Overall, imperialism has hurt the world in terms of net impact. There are much healthier and beneficial ways to increase wealth and power of nations, such as by free and fair trade, tourism, production, and governmental programs. Imperialism is viewed negatively in general nowadays, such as when a politician accuses another politician of being an imperialist in a campaign. Imperialism is not an ideal that civilized and developed nations value in general.
Has imperialism helped or hurt the U.S. in the long run?

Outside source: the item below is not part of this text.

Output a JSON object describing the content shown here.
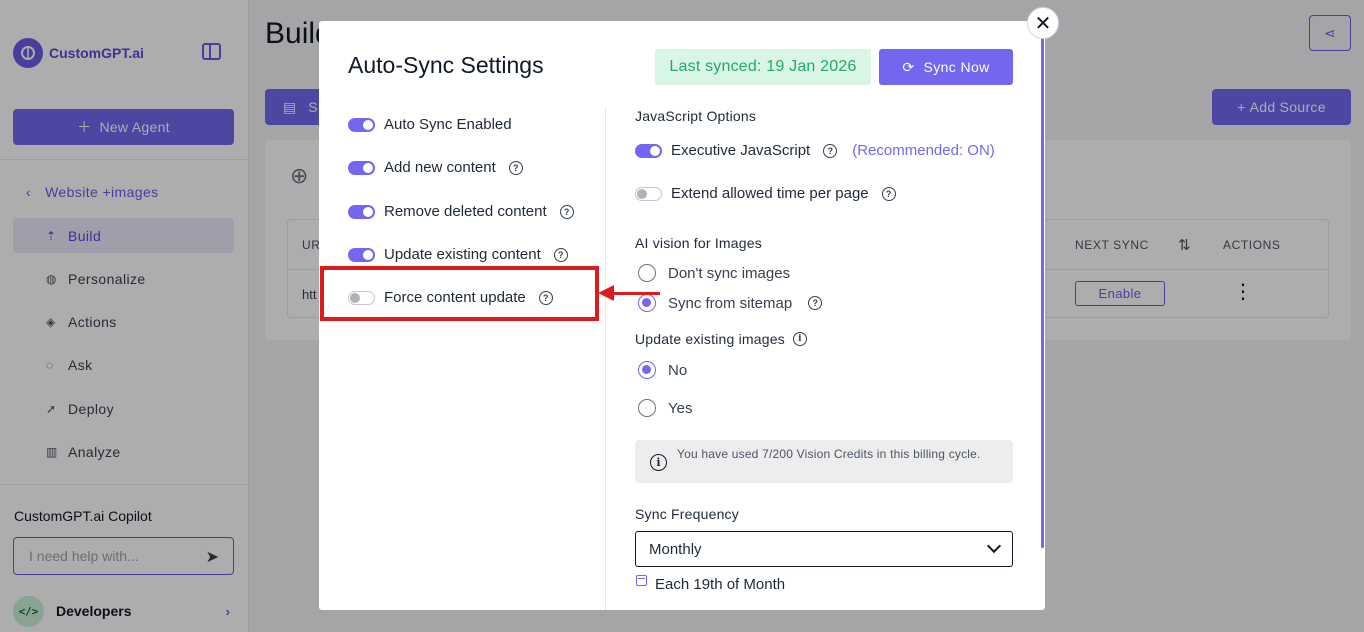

"Imperialism" is a loaded and problematic term, notably due to the fact that some critics of American foreign policy use it to describe many American actions around the world since the late nineteenth century. Others use the term globalization, for example, as another term for American economic imperialism. Still, some scholars use "imperialism" to refer only to a isolated period in time—the late nineteenth and early twentieth centuries—while others would point to the American conquest of North America, which entailed the destruction of Native peoples and war with Mexico, as the epitome of imperialism.
Broadly defined, imperialism has played a major role in American economic expansion as American goods and investment flowed into countries around the world. Some might also argue that American imperialism has fostered the spread of democratic governments around the world, though this is a more contentious claim. There is no doubt, however, that these advances have come at a huge cost. In the late twentieth and twenty-first centuries, the enhanced global role that began with explicitly imperialist policies has brought the nation into nearly constant warfare in various locations around the world. However, perhaps the most important legacy of imperialism in the long run has been the fact that it is, indisputably, a direct contrast to stated American ideology. The United States was founded in an anti-imperial struggle, and its imperialist actions around the world—perhaps most notably in the Philippines in the early twentieth century—have made it the imperial power, denying autonomy to peoples who looked to the Declaration of Independence, and other assertions of human liberties, as inspiration for their own freedom.